= Julie Mack =

American photographer (born 1982)

Julie Mack (born 1982), who also works under the name J. Mack, is an American photographer and artist based in Brooklyn, New York. Her staged photographs examine family portraiture and the representation of the American family. Her work is held in the permanent collection of the Museum of Fine Arts, Boston.

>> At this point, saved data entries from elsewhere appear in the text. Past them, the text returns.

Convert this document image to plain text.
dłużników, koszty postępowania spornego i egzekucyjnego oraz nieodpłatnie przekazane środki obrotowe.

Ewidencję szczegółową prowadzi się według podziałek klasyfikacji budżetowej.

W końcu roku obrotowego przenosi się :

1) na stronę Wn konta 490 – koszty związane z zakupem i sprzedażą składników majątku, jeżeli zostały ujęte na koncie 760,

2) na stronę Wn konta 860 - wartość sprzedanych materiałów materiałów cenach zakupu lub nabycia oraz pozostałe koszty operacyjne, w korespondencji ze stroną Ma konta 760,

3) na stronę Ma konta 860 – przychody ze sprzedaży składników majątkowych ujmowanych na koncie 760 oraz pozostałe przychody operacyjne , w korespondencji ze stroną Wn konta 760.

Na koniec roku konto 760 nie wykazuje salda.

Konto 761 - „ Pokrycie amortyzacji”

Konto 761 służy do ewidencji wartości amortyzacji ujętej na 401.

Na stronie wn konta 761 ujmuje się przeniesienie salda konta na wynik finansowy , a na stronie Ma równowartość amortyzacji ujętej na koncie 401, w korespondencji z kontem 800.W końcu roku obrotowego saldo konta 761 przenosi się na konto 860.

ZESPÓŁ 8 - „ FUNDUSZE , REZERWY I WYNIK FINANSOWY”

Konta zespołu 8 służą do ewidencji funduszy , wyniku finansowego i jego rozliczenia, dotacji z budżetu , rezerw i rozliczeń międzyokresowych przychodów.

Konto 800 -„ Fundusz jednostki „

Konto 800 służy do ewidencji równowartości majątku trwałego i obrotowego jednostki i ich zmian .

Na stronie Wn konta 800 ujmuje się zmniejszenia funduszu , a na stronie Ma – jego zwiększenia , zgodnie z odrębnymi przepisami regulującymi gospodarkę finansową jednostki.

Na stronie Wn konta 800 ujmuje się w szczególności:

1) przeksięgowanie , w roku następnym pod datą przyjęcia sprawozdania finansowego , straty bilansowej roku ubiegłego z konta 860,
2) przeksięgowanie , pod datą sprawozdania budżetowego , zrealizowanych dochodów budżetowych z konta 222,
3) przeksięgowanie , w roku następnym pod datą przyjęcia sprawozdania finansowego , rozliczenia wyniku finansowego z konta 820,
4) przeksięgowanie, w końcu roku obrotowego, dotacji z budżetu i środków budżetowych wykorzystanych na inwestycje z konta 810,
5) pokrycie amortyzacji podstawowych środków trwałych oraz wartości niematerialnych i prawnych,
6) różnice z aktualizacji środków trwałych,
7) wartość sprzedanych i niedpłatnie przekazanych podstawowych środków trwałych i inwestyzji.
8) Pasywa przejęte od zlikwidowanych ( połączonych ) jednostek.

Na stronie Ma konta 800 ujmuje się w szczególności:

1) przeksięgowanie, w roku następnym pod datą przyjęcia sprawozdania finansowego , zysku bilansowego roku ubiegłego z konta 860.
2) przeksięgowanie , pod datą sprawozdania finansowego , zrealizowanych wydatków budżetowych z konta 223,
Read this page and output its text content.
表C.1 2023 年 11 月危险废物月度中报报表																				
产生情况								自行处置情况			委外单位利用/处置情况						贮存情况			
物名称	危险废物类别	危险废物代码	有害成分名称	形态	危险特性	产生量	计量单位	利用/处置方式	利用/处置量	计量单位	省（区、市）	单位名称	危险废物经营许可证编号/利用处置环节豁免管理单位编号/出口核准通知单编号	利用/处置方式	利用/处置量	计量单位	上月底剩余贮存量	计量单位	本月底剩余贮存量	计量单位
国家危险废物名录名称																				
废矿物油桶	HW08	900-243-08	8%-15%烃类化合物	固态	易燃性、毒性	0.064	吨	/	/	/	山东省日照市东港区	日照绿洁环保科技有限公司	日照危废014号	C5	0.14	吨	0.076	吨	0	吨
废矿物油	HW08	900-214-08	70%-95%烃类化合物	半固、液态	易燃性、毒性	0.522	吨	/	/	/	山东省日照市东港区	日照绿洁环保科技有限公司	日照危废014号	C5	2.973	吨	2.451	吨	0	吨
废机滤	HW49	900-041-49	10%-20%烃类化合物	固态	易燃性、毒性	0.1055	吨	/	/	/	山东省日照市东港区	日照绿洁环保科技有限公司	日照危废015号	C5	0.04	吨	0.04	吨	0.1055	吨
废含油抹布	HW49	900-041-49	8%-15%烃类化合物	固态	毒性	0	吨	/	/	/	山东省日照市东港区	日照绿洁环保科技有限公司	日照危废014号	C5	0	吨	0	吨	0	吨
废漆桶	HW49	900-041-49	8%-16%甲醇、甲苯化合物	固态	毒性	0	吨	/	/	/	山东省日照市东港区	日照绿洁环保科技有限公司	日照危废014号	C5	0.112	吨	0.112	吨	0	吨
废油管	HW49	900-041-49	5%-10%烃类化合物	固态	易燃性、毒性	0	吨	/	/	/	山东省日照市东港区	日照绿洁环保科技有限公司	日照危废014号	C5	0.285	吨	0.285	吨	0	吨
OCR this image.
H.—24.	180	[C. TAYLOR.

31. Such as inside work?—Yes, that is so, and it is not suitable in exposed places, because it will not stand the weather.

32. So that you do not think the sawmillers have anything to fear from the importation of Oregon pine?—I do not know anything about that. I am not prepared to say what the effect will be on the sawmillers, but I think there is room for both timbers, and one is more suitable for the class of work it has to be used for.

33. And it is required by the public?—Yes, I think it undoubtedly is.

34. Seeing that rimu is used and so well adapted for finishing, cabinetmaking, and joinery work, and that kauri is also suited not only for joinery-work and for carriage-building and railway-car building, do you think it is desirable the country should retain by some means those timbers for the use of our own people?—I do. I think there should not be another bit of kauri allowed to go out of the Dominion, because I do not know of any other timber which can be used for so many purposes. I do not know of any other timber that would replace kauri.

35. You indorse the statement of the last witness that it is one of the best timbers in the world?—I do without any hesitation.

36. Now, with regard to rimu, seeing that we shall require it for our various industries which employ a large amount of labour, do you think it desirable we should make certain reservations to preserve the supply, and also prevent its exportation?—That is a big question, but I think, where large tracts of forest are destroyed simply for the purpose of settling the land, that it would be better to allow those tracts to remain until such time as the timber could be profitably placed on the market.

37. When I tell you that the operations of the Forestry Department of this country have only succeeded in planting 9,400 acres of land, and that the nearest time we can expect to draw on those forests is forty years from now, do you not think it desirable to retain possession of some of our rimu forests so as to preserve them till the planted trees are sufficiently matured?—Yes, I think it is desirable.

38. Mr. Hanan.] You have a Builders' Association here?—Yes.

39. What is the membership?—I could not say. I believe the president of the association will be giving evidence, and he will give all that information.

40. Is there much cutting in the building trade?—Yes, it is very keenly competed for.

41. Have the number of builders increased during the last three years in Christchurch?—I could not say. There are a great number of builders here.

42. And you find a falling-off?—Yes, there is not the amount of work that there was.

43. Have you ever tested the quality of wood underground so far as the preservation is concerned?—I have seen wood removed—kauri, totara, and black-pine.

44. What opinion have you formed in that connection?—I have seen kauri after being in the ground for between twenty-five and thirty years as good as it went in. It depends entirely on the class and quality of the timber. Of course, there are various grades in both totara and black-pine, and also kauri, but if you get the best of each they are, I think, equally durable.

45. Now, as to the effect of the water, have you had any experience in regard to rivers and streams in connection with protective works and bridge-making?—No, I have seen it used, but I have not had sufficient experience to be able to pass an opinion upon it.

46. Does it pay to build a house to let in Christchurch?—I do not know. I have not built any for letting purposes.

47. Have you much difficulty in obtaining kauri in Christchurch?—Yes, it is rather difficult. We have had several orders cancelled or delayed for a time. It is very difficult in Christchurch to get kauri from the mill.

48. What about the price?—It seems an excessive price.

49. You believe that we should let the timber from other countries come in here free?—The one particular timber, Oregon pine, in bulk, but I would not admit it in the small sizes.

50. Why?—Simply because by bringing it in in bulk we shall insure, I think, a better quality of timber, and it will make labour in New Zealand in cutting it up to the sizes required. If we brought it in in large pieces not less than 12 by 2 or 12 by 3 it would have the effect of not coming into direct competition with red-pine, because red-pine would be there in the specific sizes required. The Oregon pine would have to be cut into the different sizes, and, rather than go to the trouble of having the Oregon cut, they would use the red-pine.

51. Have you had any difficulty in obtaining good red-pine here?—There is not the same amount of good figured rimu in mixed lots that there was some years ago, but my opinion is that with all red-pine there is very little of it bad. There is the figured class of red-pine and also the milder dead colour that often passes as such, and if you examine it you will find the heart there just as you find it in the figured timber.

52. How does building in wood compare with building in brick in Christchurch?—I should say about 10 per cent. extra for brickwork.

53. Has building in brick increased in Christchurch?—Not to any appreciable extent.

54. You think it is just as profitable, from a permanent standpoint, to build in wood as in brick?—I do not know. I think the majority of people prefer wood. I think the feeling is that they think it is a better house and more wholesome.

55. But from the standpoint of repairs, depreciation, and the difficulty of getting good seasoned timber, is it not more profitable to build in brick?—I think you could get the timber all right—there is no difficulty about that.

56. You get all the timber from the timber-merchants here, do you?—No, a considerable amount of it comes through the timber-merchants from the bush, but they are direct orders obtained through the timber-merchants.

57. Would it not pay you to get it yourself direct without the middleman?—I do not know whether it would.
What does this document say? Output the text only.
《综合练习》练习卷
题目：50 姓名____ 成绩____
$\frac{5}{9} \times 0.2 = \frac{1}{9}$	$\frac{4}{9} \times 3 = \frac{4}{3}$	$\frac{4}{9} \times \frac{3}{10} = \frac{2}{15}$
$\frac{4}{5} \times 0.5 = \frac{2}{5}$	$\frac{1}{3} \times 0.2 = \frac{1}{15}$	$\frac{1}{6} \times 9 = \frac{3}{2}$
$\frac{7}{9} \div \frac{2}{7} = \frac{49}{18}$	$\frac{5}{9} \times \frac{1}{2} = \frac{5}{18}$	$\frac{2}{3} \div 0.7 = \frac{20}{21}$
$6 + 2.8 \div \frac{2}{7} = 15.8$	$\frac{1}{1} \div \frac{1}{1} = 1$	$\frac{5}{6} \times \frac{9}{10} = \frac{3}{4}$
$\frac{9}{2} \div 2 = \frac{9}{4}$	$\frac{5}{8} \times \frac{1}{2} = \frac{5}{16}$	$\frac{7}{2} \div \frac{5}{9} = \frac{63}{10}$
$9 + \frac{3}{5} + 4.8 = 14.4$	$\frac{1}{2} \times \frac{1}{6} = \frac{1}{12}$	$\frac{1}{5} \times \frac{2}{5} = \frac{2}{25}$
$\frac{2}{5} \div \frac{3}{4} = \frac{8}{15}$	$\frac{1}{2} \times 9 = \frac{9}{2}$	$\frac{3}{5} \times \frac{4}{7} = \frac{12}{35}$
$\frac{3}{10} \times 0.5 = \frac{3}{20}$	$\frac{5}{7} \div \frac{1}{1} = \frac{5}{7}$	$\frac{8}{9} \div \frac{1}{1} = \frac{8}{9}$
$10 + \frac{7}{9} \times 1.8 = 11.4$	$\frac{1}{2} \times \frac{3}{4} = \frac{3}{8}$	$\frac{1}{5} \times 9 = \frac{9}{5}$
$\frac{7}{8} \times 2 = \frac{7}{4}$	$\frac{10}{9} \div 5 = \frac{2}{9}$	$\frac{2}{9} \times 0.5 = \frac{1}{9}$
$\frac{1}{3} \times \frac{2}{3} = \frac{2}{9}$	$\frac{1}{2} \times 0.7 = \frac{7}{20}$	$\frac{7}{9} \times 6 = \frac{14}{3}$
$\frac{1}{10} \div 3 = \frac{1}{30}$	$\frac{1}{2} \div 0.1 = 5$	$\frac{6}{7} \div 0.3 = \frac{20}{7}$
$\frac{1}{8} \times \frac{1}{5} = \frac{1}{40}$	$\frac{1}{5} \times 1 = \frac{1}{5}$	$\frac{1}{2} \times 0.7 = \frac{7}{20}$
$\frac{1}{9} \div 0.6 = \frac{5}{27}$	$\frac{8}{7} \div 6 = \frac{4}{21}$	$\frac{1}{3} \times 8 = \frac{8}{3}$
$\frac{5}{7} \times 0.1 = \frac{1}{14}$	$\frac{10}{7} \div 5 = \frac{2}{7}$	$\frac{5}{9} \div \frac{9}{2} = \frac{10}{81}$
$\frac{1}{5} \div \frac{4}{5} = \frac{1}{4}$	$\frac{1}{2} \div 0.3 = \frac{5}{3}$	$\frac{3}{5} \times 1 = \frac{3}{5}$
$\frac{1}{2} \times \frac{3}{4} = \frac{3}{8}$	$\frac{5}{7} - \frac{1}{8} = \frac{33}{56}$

== Early life and education ==
Mack was born in 1982. She received a Bachelor of Fine Arts in photography from Parsons School of Design in 2005.

== Work ==
Mack works in constructed portraiture, staging photographs that use conventions associated with family snapshots and domestic portraiture. Her photographs often depict posed family groups in homes, cars, and other everyday settings. Her photograph Self-portrait with family in SUV, Michigan (2007) depicts Mack and members of her family seated inside a parked sport utility vehicle, photographed through the windshield; it was acquired by the Museum of Fine Arts, Boston. Mack's photographs were discussed in coverage of the Museum of Fine Arts exhibition (un)expected families, which examined changing representations of family in photography.

== Exhibitions ==
Mack had a solo exhibition, On the Move, at Laurence Miller Gallery in New York in 2007. Her work was included in the group exhibition (un)expected families at the Museum of Fine Arts, Boston (2017–2018), and in The Kids Are All Right, a touring exhibition on family photography shown at the Addison Gallery of American Art and other venues in 2012–2013.

== Collections ==
Mack's work is held in the permanent collection of the Museum of Fine Arts, Boston.